Background and study aims: p53 gene mutation and the ensuing overexpression of its protein is one of the steps related to colorectal carcinogenesis. This study analyzed the relationships between immunohistochemically detected p53 protein accumulation in colonic adenomas and morphological and clinical indicators of risk of malignant transformation and relapse.
Patients and methods: A total of 100 endoscopically resected sporadic colonic adenomas (nonpolyposis) from 79 patients were retrospectively studied by using archival paraffin tissue blocks. p53 protein immunohistochemically detected was related to morphological adenoma risk factors (size, histological type and dysplasia) and in patients to neoplastic colonic pathology (NCP), such as previous adenomas/carcinomas or coexistent adenomas.

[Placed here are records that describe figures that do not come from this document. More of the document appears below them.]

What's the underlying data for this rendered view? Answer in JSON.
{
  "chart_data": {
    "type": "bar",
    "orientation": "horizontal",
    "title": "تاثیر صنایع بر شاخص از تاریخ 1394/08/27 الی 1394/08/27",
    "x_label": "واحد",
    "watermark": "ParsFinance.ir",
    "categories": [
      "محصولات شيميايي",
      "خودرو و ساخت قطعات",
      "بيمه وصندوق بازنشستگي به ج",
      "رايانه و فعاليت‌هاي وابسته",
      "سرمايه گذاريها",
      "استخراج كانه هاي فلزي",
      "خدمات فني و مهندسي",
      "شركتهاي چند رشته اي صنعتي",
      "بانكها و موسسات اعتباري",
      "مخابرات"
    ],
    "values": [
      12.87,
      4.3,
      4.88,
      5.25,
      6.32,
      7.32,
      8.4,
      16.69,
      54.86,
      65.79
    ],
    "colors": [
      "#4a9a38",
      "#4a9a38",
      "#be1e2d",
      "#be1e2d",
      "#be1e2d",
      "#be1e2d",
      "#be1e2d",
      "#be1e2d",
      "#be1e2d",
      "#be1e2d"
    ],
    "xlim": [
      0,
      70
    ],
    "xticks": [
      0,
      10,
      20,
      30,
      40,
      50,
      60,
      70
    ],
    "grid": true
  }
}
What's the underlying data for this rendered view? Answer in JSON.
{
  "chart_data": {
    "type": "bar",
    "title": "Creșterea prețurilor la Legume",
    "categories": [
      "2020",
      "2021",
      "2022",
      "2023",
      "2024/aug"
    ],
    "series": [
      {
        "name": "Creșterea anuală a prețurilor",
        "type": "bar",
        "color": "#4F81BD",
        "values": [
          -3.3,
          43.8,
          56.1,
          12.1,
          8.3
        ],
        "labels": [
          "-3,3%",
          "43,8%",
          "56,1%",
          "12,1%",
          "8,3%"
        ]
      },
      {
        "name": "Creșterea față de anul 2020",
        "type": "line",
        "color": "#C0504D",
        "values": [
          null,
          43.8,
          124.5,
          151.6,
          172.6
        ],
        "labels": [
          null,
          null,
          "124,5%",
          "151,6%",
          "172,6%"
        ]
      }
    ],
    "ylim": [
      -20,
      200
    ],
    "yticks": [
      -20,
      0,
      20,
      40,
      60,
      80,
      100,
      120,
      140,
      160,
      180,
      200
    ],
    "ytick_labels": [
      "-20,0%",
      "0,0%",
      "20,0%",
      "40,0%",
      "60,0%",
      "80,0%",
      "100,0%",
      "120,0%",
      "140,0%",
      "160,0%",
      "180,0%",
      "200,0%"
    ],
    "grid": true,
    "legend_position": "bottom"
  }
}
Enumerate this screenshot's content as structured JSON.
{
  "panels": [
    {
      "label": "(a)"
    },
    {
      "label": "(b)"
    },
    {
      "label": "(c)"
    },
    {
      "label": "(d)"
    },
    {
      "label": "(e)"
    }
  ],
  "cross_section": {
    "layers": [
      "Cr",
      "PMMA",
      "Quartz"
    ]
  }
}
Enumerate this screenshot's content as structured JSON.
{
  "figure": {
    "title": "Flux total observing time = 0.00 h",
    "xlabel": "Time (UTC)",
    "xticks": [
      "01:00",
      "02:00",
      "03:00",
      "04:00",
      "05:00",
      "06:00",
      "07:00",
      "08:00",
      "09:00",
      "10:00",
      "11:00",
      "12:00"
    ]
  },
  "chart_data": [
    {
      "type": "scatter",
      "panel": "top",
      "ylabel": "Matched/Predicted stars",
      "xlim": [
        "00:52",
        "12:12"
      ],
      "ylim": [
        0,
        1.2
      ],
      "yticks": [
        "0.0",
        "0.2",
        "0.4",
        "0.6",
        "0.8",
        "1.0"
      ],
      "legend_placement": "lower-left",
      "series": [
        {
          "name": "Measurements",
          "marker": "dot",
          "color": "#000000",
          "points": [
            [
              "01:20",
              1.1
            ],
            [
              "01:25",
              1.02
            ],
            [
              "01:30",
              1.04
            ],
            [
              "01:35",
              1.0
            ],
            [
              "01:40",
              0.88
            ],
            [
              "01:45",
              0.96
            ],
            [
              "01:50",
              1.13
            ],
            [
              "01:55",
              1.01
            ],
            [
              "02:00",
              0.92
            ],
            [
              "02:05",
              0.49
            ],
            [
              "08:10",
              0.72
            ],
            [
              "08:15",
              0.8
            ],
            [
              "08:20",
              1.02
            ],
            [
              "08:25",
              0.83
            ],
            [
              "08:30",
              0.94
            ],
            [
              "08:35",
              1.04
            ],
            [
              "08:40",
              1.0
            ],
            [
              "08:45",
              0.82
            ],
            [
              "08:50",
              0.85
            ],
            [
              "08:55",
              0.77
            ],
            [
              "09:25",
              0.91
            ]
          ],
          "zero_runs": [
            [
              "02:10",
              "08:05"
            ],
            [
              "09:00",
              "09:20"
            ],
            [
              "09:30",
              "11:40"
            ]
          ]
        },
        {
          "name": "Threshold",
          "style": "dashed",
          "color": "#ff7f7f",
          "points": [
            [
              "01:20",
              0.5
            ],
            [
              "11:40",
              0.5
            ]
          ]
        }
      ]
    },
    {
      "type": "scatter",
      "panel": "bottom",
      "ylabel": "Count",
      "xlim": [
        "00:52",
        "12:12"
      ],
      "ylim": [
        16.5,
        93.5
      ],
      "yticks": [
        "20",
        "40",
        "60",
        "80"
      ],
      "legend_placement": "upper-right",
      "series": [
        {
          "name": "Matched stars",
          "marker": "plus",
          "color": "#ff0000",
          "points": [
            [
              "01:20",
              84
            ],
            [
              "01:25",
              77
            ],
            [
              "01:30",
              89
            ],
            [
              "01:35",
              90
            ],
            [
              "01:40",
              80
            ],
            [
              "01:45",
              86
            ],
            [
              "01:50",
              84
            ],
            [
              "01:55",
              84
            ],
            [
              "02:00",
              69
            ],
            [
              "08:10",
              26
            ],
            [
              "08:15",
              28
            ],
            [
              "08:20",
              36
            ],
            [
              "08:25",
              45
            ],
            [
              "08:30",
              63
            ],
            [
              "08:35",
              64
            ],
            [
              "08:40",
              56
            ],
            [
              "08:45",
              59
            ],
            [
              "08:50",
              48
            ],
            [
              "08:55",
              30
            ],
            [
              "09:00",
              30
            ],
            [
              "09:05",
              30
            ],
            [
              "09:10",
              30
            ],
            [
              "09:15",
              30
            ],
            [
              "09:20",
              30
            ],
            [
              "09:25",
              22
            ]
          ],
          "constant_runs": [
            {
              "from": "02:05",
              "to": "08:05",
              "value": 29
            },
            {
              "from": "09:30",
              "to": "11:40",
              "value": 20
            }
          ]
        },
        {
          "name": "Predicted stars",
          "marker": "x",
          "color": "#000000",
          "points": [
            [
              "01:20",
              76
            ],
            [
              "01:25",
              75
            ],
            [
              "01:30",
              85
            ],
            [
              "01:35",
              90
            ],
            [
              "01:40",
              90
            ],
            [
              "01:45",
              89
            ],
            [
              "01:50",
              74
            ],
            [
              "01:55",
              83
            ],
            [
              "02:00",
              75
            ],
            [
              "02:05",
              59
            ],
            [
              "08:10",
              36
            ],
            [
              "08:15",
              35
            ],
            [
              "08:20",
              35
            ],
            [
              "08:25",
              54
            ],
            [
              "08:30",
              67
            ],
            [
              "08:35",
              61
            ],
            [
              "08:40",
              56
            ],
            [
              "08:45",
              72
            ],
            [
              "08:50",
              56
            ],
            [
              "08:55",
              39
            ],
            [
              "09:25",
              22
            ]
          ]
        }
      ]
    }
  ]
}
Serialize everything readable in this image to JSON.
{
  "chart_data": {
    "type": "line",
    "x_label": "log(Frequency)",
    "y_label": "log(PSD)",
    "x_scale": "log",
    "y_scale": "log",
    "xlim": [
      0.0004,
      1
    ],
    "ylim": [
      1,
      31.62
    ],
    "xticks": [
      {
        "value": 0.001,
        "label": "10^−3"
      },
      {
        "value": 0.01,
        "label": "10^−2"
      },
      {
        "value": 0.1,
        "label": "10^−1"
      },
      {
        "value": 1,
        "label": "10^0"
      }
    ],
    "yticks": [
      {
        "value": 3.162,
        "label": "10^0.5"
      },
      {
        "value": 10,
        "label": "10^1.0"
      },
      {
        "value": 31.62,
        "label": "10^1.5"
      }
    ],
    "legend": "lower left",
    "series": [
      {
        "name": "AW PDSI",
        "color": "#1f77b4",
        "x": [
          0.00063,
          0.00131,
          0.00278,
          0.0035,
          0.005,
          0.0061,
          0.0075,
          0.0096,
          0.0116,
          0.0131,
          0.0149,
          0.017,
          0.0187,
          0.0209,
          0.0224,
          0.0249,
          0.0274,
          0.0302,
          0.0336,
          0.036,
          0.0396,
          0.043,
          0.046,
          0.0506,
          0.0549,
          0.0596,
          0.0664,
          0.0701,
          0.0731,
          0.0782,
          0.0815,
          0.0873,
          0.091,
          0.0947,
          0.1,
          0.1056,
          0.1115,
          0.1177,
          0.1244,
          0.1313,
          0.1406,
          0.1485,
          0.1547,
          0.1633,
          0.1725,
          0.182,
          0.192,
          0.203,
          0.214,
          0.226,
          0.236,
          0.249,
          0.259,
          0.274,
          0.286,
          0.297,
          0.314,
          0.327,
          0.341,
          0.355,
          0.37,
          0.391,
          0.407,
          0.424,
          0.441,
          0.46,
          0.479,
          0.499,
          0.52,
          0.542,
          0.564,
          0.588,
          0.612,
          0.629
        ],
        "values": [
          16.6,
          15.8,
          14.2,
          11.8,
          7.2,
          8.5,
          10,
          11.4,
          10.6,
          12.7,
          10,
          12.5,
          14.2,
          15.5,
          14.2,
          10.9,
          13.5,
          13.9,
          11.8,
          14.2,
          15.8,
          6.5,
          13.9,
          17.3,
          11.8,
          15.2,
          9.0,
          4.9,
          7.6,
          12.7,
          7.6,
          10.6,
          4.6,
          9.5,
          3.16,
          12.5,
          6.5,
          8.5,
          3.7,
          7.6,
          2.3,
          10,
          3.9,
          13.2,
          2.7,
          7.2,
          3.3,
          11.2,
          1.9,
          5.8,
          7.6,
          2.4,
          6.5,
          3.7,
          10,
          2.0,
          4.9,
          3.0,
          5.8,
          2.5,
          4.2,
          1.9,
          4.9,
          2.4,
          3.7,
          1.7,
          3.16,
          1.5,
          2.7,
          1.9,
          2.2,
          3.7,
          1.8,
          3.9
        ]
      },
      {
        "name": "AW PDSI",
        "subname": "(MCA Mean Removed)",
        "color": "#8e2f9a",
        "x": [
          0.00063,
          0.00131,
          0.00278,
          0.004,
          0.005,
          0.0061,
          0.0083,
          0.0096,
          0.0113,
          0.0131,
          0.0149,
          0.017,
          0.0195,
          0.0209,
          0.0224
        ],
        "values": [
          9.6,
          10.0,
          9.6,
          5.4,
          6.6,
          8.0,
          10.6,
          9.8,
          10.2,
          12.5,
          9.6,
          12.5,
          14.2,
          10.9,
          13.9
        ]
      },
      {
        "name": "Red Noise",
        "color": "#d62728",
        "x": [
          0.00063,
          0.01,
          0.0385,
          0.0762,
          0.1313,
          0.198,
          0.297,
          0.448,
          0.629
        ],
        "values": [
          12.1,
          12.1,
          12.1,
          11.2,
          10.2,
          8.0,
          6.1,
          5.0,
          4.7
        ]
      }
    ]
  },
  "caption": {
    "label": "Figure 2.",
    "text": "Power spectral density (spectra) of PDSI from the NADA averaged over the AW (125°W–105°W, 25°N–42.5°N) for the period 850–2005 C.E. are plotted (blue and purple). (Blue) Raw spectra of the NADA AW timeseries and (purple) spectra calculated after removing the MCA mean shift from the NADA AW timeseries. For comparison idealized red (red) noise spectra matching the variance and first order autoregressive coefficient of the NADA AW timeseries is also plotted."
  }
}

Results: There was a correlation between p53 expression and the grade of dysplasia but not with size or histological type in adenomas. NCP data was present in 52.5% of patients with p53 positive adenomas, and only in 25.6% of patients with p53 negative adenomas. This difference remains even in those with low-grade dysplastic lesions. When coexistent adenoma and previous adenoma/carcinoma data were analyzed separately, similar results were obtained.
Conclusions: The presence of previous and/or coexistent NCP was more frequent in patients with p53 expressing adenomas, even in low-grade dysplastic lesions, which probably could be a high risk subpopulation. Its follow-up may be eventually reviewed.